Controlling genetic background
Systematic background differences between test and control groups are best avoided if one mates heterozygote animals and compares wildtype and homozygous offspring within the same litters. In order to minimize within group variation, one may want to use samples with homogeneous genetic background. Even though backcrossing into an inbred strain is mandatory for long-term maintenance of mutations, inbred mice are themselves not suitable for behavioral analysis. Most inbred mouse strains have biochemical, anatomical, and behavioral peculiarities that complicate mutation analysis. Also, many inbred mice tend to show particularly unstable and variable behavior. In theory, F1 hybrid generations are the ideal test samples with respect to their genetic background situation, but their practical use for mutation analysis is complicated by two problems. First, their production is time and cost intensive, especially for conditional mutations. Second, due to residual environment driven variation and to unwanted effects of hybrid vigor, the gain of sensitivity in detecting mutation effects may not be as large as expected.
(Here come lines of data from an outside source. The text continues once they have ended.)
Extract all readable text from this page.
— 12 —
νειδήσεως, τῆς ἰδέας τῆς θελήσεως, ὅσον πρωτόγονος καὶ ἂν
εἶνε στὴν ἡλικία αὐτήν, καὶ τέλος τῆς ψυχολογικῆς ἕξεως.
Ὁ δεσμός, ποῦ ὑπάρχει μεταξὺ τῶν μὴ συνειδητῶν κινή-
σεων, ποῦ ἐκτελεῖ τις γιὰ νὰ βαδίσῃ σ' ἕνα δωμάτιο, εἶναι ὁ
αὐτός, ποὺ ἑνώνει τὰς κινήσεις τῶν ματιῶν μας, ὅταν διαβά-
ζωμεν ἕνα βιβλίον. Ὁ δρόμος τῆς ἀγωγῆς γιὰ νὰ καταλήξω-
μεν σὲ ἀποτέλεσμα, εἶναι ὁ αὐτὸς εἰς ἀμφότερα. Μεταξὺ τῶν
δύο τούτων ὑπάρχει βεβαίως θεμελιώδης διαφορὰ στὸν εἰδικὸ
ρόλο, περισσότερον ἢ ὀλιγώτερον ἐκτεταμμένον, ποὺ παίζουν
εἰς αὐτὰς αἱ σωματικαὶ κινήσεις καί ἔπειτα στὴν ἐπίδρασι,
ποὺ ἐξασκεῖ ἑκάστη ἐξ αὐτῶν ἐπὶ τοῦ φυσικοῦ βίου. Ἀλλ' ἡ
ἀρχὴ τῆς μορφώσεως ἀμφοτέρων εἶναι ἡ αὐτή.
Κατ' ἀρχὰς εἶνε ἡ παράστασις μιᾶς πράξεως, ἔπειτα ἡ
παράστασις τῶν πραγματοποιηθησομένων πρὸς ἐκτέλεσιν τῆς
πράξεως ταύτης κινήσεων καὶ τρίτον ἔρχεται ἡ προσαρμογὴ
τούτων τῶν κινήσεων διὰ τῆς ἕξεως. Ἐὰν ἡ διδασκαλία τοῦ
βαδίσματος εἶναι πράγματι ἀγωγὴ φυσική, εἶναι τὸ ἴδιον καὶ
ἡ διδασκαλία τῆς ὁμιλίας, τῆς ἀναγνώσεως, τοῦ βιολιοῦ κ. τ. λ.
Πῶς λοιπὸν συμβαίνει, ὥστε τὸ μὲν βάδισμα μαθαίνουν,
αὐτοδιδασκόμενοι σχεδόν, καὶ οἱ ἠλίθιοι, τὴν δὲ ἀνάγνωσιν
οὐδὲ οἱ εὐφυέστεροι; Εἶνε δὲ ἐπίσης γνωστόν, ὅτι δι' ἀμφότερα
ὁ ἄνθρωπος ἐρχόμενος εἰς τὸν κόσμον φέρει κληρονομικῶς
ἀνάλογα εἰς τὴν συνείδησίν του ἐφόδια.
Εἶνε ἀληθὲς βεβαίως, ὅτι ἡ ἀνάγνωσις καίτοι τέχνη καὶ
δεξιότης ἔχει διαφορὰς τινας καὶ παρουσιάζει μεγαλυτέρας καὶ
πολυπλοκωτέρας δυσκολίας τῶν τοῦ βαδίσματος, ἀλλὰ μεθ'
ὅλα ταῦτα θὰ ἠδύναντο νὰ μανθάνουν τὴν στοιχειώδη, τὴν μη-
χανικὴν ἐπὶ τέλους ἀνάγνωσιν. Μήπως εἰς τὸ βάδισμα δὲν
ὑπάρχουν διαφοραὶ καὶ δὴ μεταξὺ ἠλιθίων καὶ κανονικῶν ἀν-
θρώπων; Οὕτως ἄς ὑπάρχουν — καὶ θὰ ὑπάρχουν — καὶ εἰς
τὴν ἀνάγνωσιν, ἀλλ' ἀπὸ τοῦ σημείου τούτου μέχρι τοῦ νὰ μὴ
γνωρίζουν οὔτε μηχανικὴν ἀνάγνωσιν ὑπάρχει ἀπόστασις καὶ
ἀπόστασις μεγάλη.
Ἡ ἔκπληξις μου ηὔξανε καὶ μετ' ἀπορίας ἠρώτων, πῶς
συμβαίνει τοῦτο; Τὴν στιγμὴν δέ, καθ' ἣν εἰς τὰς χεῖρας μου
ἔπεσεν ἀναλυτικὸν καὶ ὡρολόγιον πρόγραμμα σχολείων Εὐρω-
For practical and economical reasons, one will be often be forced to work with F2 or even F3 generations derived from crosses between two or more strains. Provided that systematic between group differences of genetic background are avoided, increasing the sample size and contrasting mutation effects statistically against the behavioral variation within the samples will permit to detect even minute mutation effects. However, it must absolutely be avoided to maintain such a population by brother sister mating beyond the F3 generation, because this will eventually result in a new and uncharacterized recombinant inbred strain.